If past releases speak for Enevelde, a cover picture says more than a thousand words. This time, the delicately chosen artwork is a painting by the French painter Hubert Robert. Famous for his depictions of city ruins, in 1771 he painted ‘The Fire of Rome’. This painting illustrates a fire that raged in the capitol of Italy from July 19 of the year 64 AD, and in six days ultimately destroyed 71% of the city. For Hubert Robert this was a statement piece: outside the depiction of this historical event, it was meant to represent a greater meaning: the confrontation between forces beyond the human scale, the power of history and the power of nature.
As has become a tradition, the cover (previously also used by Germany’s Megatherion) is the perfect match for the album title. Pandemonium means wild uproar or unrestrained disorder, and is the citadel of Hell in John Milton’s classical novel ‘Paradise Lost’. In the case of the records, the label rightfully put it as “seven odes to Hell and the destruction of man”. And as this may suggest, ‘Pandemonium’ manages to pull Enevelde into its bleakest direction yet.

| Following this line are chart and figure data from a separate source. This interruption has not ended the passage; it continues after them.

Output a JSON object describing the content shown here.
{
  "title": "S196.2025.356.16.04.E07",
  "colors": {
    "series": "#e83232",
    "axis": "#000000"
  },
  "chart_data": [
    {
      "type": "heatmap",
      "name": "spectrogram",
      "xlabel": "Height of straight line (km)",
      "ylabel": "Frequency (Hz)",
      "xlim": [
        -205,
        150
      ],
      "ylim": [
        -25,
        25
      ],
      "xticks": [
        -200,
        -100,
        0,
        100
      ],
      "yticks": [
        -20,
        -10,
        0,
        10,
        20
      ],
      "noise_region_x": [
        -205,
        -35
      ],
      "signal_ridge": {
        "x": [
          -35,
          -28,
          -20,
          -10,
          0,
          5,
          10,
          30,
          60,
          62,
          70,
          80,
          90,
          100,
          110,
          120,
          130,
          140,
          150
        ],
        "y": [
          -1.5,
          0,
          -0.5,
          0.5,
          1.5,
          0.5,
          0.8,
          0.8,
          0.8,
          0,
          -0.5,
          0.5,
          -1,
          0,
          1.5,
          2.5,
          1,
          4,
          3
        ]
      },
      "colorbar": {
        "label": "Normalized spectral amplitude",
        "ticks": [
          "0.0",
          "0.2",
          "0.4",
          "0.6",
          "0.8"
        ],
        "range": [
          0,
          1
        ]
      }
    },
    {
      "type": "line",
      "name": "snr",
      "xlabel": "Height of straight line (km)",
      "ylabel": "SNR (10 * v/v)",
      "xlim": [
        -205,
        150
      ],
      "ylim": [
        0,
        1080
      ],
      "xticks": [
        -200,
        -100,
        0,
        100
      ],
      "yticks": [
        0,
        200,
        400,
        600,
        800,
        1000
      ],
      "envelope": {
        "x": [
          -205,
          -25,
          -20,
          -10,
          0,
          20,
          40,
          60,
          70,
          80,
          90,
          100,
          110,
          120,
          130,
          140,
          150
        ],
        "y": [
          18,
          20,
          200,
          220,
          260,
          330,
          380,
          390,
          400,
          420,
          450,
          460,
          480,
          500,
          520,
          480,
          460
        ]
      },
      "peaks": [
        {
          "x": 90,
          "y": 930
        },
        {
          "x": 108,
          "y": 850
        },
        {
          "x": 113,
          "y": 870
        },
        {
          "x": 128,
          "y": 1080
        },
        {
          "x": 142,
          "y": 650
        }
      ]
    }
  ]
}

With the sinister strumming of ‘Gapende Grav’ the album takes it first twisted turns. It brings out a higher pitch of B. Krabøl’s vocals, creeping more towards desperate shrieks than his usual rumbling throat. This eerie intro then smoothly transitions into ‘Nigromantia’, a skincrawling and somewhat contrarian track filled with unsettling tension. The layered guitars and humming bass come together into quite a conflicting whole, where the riffs often contradict each other in an unnerving fashion. Despite the low tempo, the intensity continues to swell in a fashion that most closely resembles the second Enevelde output, ‘Gravgang’, and clearly drew inspiration from the early Thorns demos. Yet despite the pitchblack atmosphere, the layers of guitars, vocals and twisting drums, the song is remarkably organic, captivating. The same can be said for the title track, a song in which the contrast between the background guitar and forefront lead continuously interchanges. The rising pitch of the riffs together with the possessed howling create a feeling of desolation, an image of one, alone in the centre of an all-consuming inferno. The subsequent ‘Offer’ is then initially a remarkable classic 90’s track, more in the direction of the seminal early Mayhem. The mood then twists into what by now can be called a typical Enevelde setting: slower, crawling, more deranged and utterly bleak.

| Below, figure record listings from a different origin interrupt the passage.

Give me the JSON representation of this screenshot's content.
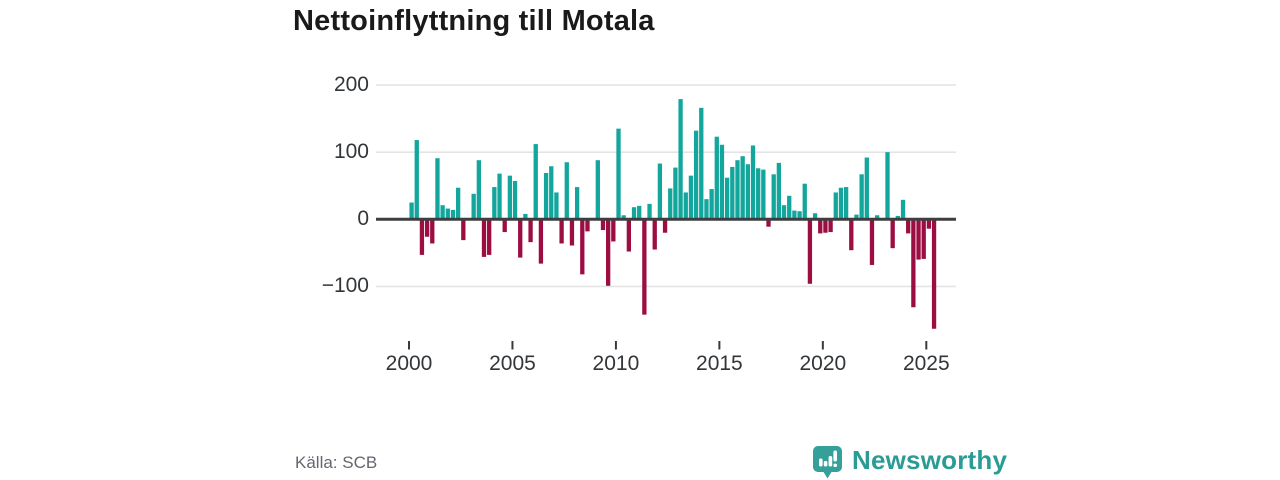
{
  "title": "Nettoinflyttning till Motala",
  "source": "Källa: SCB",
  "brand": {
    "name": "Newsworthy",
    "icon": "newsworthy-pin-barchart-icon",
    "text_color": "#2a9c94",
    "icon_color": "#35a09a"
  },
  "colors": {
    "positive_bar": "#12a69c",
    "negative_bar": "#9c0d41",
    "gridline": "#e4e4e4",
    "zero_line": "#3e3e40",
    "tick_mark": "#3a3a3a",
    "axis_text": "#333639",
    "title_text": "#1a1a1a",
    "source_text": "#63676e",
    "background": "#ffffff"
  },
  "chart_data": {
    "type": "bar",
    "title": "Nettoinflyttning till Motala",
    "period": "quarterly",
    "start_year": 2000,
    "start_quarter": 1,
    "values": [
      25,
      118,
      -53,
      -26,
      -36,
      91,
      21,
      16,
      14,
      47,
      -31,
      0,
      38,
      88,
      -56,
      -53,
      48,
      68,
      -19,
      65,
      57,
      -57,
      8,
      -34,
      112,
      -66,
      69,
      79,
      40,
      -36,
      85,
      -39,
      48,
      -82,
      -18,
      0,
      88,
      -16,
      -99,
      -33,
      135,
      6,
      -48,
      18,
      20,
      -142,
      23,
      -45,
      83,
      -20,
      46,
      77,
      179,
      40,
      65,
      132,
      166,
      30,
      45,
      123,
      111,
      62,
      78,
      88,
      94,
      82,
      110,
      76,
      74,
      -11,
      67,
      84,
      21,
      35,
      13,
      12,
      53,
      -96,
      9,
      -21,
      -20,
      -19,
      40,
      47,
      48,
      -46,
      7,
      67,
      92,
      -68,
      6,
      0,
      100,
      -43,
      5,
      29,
      -21,
      -131,
      -60,
      -59,
      -14,
      -163
    ],
    "x_ticks": [
      2000,
      2005,
      2010,
      2015,
      2020,
      2025
    ],
    "x_tick_labels": [
      "2000",
      "2005",
      "2010",
      "2015",
      "2020",
      "2025"
    ],
    "y_ticks": [
      200,
      100,
      0,
      -100
    ],
    "y_tick_labels": [
      "200",
      "100",
      "0",
      "−100"
    ],
    "ylim": [
      -175,
      210
    ],
    "grid": "horizontal",
    "legend": "none"
  }
}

‘Eksilfyrste’ continues the eerie descent into hell with gnarly riffs and pulsating bass. Writhing, contradicting and stripped down, the song continues into the cacophonous ‘Helvete Reiser Seg’, a track with a barrage of drum changes upon a rather consistent canvas of riffs. It creates a sense of chaos, with both the familiarity of the repeating guitar patterns and the unpredictable drums as contrast. ‘Rasende Flammer’ then serves as an end to the blazing fires, with tremolo riffs and inhale vocals, overwhelming drums and complete deranged vocal escalations mimicking people being consumed by the raging fire. It is a soundtrack to suffering a cruel and inevitable death, of being pushed into the corner with no way to escape the flames.
With the contrasting layers of guitar riffs, the snarling tone of the strings, the delirious vocals and shifting drums, B. Krabøl has created the most distancing and bleak Enevelde record to date. It takes the slow and the dark, the eerie and the desperate, and the yearning for salvation from the previous recordings and pierces your soul further into the deepest pits of darkness. ‘Pandemonium’ is seven odes to being consumed by a blazing inferno, an unescapable fate with no hope of salvation. And you’ll love every second of it.